Le président Macron a affirmé qu’en septembre, la stratégie globale de la France serait remise à plat. Nul doute que les états-majors sont déjà en train de plancher, et pas uniquement sur l’avenir de l’opération Sentinelle qui n’est qu’un élément de réponse à la guerre globale qui nous a été déclarée par les salafistes-djihadistes. Ces ennemis étant bien désignés (qu’ils dépendent d’Al-Qaida ou de Daech, peu importe, il convient également de voir qui encourage leur idéologie mortifère de par le monde en général et en France en particulier), où faut-il faire porter l’effort ?

Pour moi la réponse est claire : au Sahel où nous manquons cruellement d’effectifs(1). Ceux consacrés à l'opération Sentinelle y seraient certainement très utiles. Mais il convient de ne pas laisser un « trou sécuritaire » en France par un retrait trop précipité car notre territoire est aussi considéré par l’ennemi comme un champ de bataille potentiel. Si la France est en guerre au Sahel, en Irak et un peu en Syrie, elle l'est aussi à domicile.

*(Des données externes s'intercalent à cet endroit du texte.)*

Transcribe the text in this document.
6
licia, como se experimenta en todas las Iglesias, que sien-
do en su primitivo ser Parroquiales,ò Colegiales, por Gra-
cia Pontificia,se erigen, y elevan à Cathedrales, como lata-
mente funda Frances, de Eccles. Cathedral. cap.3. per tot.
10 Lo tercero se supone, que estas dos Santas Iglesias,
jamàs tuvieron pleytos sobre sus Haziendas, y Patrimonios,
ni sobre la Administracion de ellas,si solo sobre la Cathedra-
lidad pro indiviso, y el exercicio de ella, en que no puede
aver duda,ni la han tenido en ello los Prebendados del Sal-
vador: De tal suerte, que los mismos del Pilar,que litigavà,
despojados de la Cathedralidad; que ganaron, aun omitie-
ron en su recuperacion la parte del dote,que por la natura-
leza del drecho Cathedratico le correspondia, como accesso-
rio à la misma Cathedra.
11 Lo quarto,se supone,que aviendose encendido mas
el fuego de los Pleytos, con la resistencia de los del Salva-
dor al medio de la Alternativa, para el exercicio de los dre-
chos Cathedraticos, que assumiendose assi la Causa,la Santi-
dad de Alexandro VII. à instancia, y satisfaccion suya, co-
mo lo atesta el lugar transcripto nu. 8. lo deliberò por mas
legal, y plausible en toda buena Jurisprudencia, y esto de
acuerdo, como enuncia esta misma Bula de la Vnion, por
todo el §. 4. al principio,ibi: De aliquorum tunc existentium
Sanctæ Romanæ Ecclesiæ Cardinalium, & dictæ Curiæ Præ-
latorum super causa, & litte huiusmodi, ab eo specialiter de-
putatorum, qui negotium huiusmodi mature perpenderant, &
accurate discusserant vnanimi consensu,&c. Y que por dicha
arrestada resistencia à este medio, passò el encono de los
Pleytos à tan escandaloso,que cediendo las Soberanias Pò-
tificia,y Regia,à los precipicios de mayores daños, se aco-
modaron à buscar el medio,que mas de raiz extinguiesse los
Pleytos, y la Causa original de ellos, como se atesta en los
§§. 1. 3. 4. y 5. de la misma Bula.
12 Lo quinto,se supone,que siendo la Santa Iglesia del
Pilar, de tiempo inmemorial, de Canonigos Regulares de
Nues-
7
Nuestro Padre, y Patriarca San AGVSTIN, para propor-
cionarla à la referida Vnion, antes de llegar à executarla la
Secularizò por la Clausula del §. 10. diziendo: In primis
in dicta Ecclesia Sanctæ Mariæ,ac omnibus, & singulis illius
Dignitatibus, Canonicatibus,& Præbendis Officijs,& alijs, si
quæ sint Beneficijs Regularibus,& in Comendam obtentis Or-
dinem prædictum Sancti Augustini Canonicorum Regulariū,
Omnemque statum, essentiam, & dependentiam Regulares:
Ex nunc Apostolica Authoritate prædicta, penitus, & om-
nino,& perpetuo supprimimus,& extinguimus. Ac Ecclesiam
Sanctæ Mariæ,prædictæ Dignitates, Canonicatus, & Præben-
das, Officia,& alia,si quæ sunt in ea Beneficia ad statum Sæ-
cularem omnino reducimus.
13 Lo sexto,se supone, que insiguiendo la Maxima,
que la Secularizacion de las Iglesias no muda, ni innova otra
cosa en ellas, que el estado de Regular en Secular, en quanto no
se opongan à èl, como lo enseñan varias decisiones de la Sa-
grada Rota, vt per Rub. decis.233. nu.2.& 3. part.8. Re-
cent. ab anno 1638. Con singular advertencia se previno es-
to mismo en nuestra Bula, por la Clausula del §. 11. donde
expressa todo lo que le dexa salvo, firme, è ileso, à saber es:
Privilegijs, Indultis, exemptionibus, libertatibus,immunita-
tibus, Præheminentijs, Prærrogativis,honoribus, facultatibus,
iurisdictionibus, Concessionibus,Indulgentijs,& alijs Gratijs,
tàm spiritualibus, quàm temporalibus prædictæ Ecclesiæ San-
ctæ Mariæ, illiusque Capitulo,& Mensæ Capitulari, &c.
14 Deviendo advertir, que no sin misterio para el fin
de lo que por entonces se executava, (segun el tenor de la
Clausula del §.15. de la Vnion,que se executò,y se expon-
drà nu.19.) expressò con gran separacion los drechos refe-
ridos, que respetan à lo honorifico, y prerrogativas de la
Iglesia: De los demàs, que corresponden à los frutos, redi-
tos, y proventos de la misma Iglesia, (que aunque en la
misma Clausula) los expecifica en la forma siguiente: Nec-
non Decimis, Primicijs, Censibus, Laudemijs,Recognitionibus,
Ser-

Les Américains ont besoin de nous dans la coalition anti-Daech en Irak et en Syrie parce que sans nous, elle ne peut plus être vraiment considérée comme une « coalition internationale ». Sur le plan tactique, c’est différent puisque notre apport reste très modeste. La question qui se pose est : que nous donnent les Américains en échange, particulièrement dans l’appui (indispensable) qu’ils nous apportent déjà au Sahel ? Peut-être peut-on renégocier ?

Et enfin, la question qui fâche : quid de Téhéran, Moscou et Damas ? Où les place-t-on dans la lutte contre les salafistes-djihadistes ? C’est au Président Macron de répondre, si possible clairement. C’est bien lui le chef, non ?

1. En gardant présent à l’esprit que c’est d’abord aux responsables des pays africains de mener cette guerre qui les mine. La France n’est là que pour les aider et ses forces devraient être relevées dès que les armées locales auront la capacité de le faire.